2) Les ressources marines naturelles sont un domaine important de la recherche qui permet de comprendre les effets d’une éventuelle exploitation mais qui permet également de découvrir de nouvelles ressources.
3) Les zones côtières et les mers bordières qui sont d’une importance capitale car celles-ci sont très proches et regorgent de vie marine dont on connaît peu de chose. Dans tous les cas, nous devons surveiller nos côtes. Plus de 75 % de la population mondiale vivent à environ 60 km de la mer. Cette population est donc très dépendante de la mer en ce qui concerne la nourriture et les transports. Environ de 3 à 5 % du PNB européen dépend d’activités associées aux océans.
4) Les interactions et réactions des climats océaniques représentent des défis importants. Que se passera-t-il si la glace fond et si l’océan Atlantique devient plus doux ? Nous ne savons toujours pas où le carbone sera stocké.
5) Les nouvelles frontières des sciences marines : la vie marine en tant que ressource potentielle de nouveaux produits visant à améliorer notre vie.
6) Tout ceci implique l’utilisation de la technologie afin de faire des mesures, des observations et des analyses. Ce domaine est également très important car les interactions avec l’industrie peuvent être nombreuses.
7) Pour faire tout ceci, des infrastructures de recherche sont nécessaires. Auparavant, il n’y avait que des bateaux ; de nos jours, il y a des satellites, des sondeurs et des engins sous-marins de toutes sortes. La question qui se pose dorénavant concerne la façon d’utiliser cet équipement car si le coût entraîné par celui-ci ne cesse d’augmenter, les fonds initialement destinés à la recherche eux ne vont cesser de diminuer proportionnellement.
Les dimensions européennes et sociales comportent deux aspects. Le premier est la communication qui implique une dimension égoïste car si l’on comprend mieux l’importance des sciences marines, il est fort probable que de l’argent sera versé à ce domaine scientifique en particulier. Il faut ainsi responsabiliser les scientifiques afin qu’ils fassent connaître au grand public leurs découvertes. Si l’on s’intéresse au développement et à la conservation, il faut d’abord sensibiliser le grand public. Pour ce qui est de l’éthique, on ne peut pas faire tout ce que l’on veut avec nos dernières frontières naturelles. Il existe des risques associés à l’exploitation de ces ressources naturelles comme par exemple dans l’aquaculture ou la modification génétique des espèces. Tout ceci peut entraîner des conséquences que l’on ne connaît pas suffisamment bien. De même, les expériences menées peuvent avoir des conséquences. Vous avez peut-être entendu parler du débat qui anime les États-Unis et qui concerne les conséquences éventuelles des expériences sismiques sur les mammifères marins. Il est important de bien connaître les écosystèmes car une fois qu’on les connaît, on peut mesurer à quel point ils sont sensibles aux perturbations de toutes sortes.

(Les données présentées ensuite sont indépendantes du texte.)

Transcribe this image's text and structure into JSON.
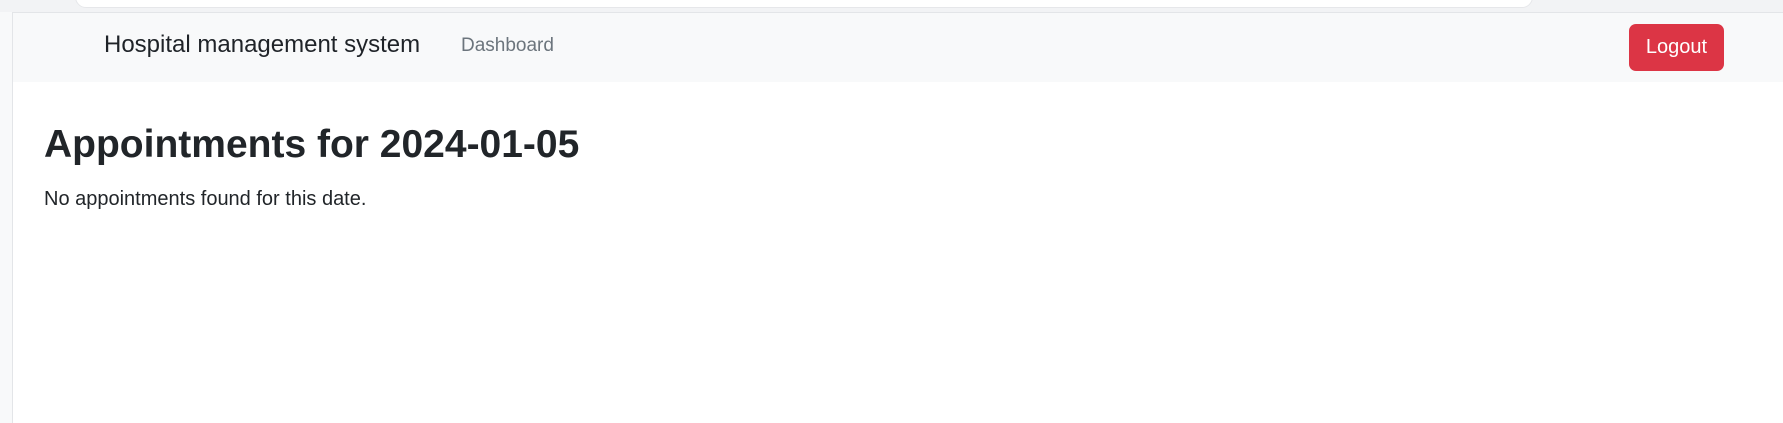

Il est capital de faire toutes ces recherches en collaboration. En Europe, les compétences sont présentes dans de nombreux pays et il est préférable de joindre les efforts de tous afin de se lancer dans des recherches. En partageant les infrastructures, on peut arriver à des résultats bien meilleurs.
De nombreux océans se trouvent dans des espaces où les pays en développement ont leur juridiction. Il faut, non seulement par obligation morale, mais également obligation économique, aider ces pays à exploiter leurs ressources naturelles de façon durable.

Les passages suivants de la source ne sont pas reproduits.